If Moody's calls bonds from Greenland Holding "highly speculative, or near default," how much incentive for subsidiary to spend in Brooklyn?

When last November I wrote about the ratings-agency perspective on Shanghai-based Greenland Holdings Group (aka Greenland Holding Group), the parent of the main Atlantic Yards/Pacific Park developer, Greenland USA, the news was ominous.

Standard & Poor's (S&P) had reversed its June decision to lift its long-term issuer credit rating on Greenland from SD (selective default) to CCC- (substantially risky). It had since sunk back to SD, with specific notes considered D or in default.

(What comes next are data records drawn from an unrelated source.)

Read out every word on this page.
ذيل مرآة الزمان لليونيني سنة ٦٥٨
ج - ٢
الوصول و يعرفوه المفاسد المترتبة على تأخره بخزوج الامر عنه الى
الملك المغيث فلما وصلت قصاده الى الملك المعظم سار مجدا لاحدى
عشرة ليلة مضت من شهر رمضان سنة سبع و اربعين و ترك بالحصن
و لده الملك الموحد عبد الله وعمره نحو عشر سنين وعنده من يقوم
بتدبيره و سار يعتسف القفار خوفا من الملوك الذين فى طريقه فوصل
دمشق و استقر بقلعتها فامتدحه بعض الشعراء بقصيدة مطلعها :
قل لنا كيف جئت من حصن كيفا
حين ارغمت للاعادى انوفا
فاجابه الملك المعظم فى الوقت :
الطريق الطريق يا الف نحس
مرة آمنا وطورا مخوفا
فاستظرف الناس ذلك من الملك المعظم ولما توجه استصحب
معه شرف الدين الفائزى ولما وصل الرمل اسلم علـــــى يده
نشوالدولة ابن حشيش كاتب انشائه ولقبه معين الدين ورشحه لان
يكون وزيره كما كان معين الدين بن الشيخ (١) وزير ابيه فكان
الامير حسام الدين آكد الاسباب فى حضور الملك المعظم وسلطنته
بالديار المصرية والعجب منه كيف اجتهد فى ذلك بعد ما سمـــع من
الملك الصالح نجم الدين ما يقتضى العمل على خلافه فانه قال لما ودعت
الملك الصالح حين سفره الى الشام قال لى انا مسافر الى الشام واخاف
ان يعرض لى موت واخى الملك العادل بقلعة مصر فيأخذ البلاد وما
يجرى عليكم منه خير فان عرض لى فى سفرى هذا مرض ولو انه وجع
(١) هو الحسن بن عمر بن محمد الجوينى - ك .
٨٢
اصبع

My conclusion: Greenland's subsidiary likely had little cushion of money to build out Atlantic Yards/Pacific Park, which--coupled with rising interest rates and the absenceof the 421-a tax break--provide little incentive to proceed with the long-pending two-phase platform and the six towers (and required affordable housing, due by May 2025) that it would support.

Yes, Greenland needs to build to recoup its ongoing, yet incomplete investment ($11 million a year through 2030) in railyard development rights, but it also has to spent perhaps $300 million on the platform. So there's also incentive to walk away--or plead poverty in negotiation.  

The situation persists. While the news from S&P did get slightly better, it was still ominous. More importantly, the ratings agency Moody's more recently has maintained such pessimism, assessing Greenland as near default and warning that offshore bondholders stand a low chance of getting repaid.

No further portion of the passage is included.